MURFREESBORO, Tenn. ― Middle Tennessee State University is starting a program that aims to reduce the possibility of sexual assaults on campus by training male students.

The Daily News Journal reports that student orientation at the Murfreesboro university already had a section advising students about ways to avoid sexual assault, including teaching safety tips such as avoiding traveling alone and staying in well-lit, populated areas.

Now the June Anderson Center for Women and Nontraditional Students will sponsor training focused on engaging male students in the discussion about preventing sexual assault.

Jimmy Hart, director for news and media relations for MTSU, says housing staff, athletics personnel and others are also going through training that looks at issues such as “what is consent” and how to report and respond to sexual assaults.

Housing staff will be putting up posters adapted from the Tennessee Coalition to End Domestic and Sexual Violence that address sexual assault prevention, Hart said. The “Better Man” posters call attention to the importance of consent and self-control.

Kim Reynolds, a counselor for the Domestic Violence and Sexual Assault Program in Murfreesboro, supports educating men—who are most often charged with sexual crimes—about their role in changing the culture surrounding sexual attacks.

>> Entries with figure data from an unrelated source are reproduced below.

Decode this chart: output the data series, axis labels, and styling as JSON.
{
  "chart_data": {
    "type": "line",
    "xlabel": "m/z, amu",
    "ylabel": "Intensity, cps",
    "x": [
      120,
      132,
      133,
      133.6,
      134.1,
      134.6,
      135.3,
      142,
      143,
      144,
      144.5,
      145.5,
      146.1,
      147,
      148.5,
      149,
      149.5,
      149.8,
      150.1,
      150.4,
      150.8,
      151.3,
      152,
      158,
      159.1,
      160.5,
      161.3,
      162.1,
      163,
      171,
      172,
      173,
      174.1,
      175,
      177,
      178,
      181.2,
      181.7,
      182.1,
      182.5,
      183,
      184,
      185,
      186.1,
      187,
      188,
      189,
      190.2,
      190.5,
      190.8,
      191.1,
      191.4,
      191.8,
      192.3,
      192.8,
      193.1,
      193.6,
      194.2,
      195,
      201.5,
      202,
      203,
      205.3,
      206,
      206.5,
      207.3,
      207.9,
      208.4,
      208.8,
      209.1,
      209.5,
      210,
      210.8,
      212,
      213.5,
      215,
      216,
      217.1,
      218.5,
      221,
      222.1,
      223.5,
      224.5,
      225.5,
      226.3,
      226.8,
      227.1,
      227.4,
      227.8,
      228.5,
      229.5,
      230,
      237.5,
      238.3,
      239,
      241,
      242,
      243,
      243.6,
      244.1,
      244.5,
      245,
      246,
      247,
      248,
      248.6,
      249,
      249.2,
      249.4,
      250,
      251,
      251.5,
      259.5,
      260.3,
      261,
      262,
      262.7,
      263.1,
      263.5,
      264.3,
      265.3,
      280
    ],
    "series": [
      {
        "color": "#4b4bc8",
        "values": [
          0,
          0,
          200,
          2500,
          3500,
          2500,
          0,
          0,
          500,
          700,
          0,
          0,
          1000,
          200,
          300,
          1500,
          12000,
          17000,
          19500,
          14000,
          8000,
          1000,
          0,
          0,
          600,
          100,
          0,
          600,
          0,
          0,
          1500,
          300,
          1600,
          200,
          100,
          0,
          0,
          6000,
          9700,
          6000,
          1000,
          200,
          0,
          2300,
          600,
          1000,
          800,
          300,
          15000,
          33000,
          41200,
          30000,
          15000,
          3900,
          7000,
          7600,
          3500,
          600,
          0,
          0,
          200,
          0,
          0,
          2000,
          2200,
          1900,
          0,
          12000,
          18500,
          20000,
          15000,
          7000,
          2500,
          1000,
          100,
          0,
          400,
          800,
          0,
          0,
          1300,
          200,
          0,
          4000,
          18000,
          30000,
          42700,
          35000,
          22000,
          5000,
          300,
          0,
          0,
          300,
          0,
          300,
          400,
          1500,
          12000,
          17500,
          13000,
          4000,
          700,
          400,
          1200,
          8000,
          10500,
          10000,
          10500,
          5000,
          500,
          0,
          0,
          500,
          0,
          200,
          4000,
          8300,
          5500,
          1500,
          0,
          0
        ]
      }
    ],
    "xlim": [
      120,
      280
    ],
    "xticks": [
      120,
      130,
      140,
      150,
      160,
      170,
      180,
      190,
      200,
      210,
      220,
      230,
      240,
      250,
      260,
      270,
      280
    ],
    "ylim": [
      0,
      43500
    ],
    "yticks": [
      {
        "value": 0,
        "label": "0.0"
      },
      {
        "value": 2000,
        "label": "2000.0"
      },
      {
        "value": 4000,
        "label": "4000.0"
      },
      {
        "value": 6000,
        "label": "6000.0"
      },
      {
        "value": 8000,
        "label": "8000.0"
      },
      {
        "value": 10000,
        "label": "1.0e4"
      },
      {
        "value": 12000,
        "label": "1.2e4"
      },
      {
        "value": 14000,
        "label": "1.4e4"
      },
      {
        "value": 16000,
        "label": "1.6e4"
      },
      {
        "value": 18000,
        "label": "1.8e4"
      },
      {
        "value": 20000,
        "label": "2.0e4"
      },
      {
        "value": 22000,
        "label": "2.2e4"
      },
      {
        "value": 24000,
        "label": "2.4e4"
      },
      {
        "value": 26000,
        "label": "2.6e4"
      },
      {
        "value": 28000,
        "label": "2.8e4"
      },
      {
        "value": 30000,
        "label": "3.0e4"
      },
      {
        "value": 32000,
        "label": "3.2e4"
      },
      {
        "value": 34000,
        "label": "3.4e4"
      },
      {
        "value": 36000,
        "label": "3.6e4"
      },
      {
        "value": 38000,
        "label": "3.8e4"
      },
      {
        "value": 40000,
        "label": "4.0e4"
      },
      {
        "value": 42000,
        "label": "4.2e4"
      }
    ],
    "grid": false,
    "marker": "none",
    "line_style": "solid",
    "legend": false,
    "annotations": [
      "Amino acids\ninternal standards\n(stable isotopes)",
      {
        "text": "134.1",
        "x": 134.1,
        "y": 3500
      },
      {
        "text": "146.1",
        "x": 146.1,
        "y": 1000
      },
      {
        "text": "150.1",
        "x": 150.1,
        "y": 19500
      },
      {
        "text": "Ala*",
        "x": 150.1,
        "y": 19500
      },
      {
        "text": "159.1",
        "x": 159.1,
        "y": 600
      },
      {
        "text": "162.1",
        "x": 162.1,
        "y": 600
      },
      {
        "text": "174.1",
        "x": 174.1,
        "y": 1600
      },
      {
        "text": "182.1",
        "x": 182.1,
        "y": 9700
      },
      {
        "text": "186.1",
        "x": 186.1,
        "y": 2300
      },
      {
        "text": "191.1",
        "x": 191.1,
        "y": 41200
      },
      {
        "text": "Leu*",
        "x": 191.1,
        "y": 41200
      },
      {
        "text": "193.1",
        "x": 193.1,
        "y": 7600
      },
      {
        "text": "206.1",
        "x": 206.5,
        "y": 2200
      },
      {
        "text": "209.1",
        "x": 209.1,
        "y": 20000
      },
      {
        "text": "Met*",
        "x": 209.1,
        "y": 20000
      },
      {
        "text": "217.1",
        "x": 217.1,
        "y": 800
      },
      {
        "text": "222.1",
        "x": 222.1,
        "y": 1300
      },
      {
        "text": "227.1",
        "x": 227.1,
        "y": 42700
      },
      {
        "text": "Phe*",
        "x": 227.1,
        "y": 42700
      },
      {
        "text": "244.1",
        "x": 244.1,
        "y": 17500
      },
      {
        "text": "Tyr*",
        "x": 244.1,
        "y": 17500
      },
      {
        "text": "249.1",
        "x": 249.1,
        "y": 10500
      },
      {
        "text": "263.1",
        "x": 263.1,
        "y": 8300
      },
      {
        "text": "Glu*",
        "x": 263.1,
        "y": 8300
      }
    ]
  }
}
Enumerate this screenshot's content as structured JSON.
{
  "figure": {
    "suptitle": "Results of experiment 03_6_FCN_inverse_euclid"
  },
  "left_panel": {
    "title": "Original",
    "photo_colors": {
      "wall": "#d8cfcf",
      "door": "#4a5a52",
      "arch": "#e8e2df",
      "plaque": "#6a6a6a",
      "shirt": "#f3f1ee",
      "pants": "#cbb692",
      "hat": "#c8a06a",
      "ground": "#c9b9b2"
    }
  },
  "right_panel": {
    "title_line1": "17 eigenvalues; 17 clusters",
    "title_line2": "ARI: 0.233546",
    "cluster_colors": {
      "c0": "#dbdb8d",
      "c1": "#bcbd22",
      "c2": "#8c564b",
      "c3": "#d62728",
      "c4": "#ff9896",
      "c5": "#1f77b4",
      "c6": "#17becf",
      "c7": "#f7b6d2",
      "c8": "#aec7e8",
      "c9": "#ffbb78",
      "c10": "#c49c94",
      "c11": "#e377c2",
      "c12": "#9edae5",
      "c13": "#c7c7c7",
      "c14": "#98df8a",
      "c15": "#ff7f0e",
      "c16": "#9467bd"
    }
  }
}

“It’s imperative,” Reynolds said. “It’s the only way that we’re going to slow down the violence. … We spend so much time telling our victims how not to get raped, and we don’t spend enough time telling potential perpetrators not to rape people.”

Reynolds pointed out that both men and women can be victims of sexual assault, and rape can still occur in romantic relationships. Clear consent is required for any sexual activity.

“If somebody says, ‘I’m so drunk,’ that’s a no,” Reynolds said. “The only time it’s a ‘yes’ is if she says ‘okay.’ … Offenders are not always aware that what they’re doing is considered sexual assault.”

The university is instituting a new training module that employees will be required to take regarding sexual assault prevention.